Cloud adoption is usually seen in two phases — migration followed by modernization. Cloud providers have been investing in tooling to assist customers with migration for a while now. As an example, a customer committed to migrating their business to the cloud could make use of such a migration tool (i.e. AWS SMS) to take a VM running on-prem and migrate it to run on a cloud provider (i.e. EC2). However, running on the cloud might not always be better. In the same VM migration example, let’s assume the VM was heavily over-provisioned while on-prem. Since the customer owns the host running the VM, while the host will be underutilized, the compute cost of running the VM will be fixed. When migrating the VM to a cloud provider, an administrator will likely migrate the VM to a cloud instance with similarly over-provisioned specifications. However, because the workload is over-provisioned, the customer will end up with an expensive monthly recurring bill for an underutilized instance. As such, a common activity is to rightsize and optimize workloads to be cloud-native (e.g. leverage resources efficiently for VMs in the cloud). Without this, a common problem with lift and shift migrations is the resulting low “density” deployments/utilization of computing.
Part of the above problem results from VMs being very bloated runtimes for applications — in addition to the running the application, VMs also run a guest OS. Containers, on the other hand, are concise runtimes for the workloads at hand. In conjunction with a container orchestrator, containers can be optimally packed to maximize utilization of the underlying compute, resulting in “dense” deployments. Enter Anthos Migrate.
Anthos Migrate assists customers in containerizing the application-only portions of their VMs. At a high level, Anthos Migrate achieves this by analyzing a VM’s disk and separating OS/system files from application and user files and containerizing the latter. In doing so, Anthos Migrate will ideally allow customers to containerize compatible workloads and realize denser deployments.

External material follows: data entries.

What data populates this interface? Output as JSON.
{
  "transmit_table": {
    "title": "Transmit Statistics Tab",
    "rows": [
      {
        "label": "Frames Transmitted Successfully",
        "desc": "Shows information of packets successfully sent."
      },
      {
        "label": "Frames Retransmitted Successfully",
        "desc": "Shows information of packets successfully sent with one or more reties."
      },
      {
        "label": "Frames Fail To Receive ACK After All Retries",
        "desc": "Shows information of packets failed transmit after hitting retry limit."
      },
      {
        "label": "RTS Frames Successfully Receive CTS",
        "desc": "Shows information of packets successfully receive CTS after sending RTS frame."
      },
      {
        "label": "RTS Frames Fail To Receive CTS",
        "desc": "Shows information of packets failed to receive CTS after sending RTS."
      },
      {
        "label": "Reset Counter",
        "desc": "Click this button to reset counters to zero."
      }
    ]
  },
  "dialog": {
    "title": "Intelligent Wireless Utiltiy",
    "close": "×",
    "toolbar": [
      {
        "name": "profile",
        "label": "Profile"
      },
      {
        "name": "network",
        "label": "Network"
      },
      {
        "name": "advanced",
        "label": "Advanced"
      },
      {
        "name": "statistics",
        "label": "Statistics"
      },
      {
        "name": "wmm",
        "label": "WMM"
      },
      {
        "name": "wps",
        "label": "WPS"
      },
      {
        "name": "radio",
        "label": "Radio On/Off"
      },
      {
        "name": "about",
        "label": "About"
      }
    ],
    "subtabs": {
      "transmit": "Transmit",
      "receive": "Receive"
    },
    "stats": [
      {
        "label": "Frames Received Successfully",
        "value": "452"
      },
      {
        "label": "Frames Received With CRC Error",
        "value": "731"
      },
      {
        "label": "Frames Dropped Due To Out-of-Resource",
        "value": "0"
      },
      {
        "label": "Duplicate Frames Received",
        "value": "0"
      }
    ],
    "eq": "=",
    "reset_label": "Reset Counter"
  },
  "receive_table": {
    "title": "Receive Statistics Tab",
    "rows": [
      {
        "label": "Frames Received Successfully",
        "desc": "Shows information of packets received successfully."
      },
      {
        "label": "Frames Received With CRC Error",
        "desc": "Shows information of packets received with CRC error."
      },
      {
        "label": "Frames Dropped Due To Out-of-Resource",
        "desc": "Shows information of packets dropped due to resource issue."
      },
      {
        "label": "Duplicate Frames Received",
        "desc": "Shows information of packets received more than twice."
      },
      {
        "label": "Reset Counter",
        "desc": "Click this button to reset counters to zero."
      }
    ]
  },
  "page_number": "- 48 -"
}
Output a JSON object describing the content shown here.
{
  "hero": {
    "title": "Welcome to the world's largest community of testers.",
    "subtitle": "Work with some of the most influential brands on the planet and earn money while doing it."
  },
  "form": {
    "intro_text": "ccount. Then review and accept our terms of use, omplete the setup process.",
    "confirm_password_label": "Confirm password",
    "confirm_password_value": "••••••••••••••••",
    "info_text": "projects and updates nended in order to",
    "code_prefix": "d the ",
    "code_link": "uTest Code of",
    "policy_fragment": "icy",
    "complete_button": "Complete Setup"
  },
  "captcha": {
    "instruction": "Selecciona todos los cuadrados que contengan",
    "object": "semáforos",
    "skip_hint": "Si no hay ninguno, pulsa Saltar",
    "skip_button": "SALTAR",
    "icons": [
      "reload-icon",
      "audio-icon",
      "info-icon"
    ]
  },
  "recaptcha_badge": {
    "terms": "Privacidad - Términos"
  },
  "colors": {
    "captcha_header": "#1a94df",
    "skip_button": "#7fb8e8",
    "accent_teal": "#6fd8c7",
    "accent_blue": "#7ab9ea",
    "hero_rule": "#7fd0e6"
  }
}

It is worth noting that while Anthos Migrate will allow customers to realize denser deployments, not all VM workloads are ideal for modernization. For example, if the VM has kernel level modifications Anthos Migrate won’t work. Another aspect to note is that a complex monolith that is migrated to a container will still be a complex monolith. While a containerized complex monolith might be more cost effective for the customer, it might not realize the benefits of an application stack built from the ground up to be cloud-native (i.e. horizontally scalable, highly available, etc).
Anthos Migrate will allow customers to get their foot in the door on their path to modernization and allow them to realize better compute costs for compatible workloads. However, as it is now, it is not a panacea for complete modernization as customers will still have to invest time and energy to properly modernize their workloads to be fully cloud-native.
The thoughts and opinions expressed above my own and don’t necessarily represent Amazon’s position.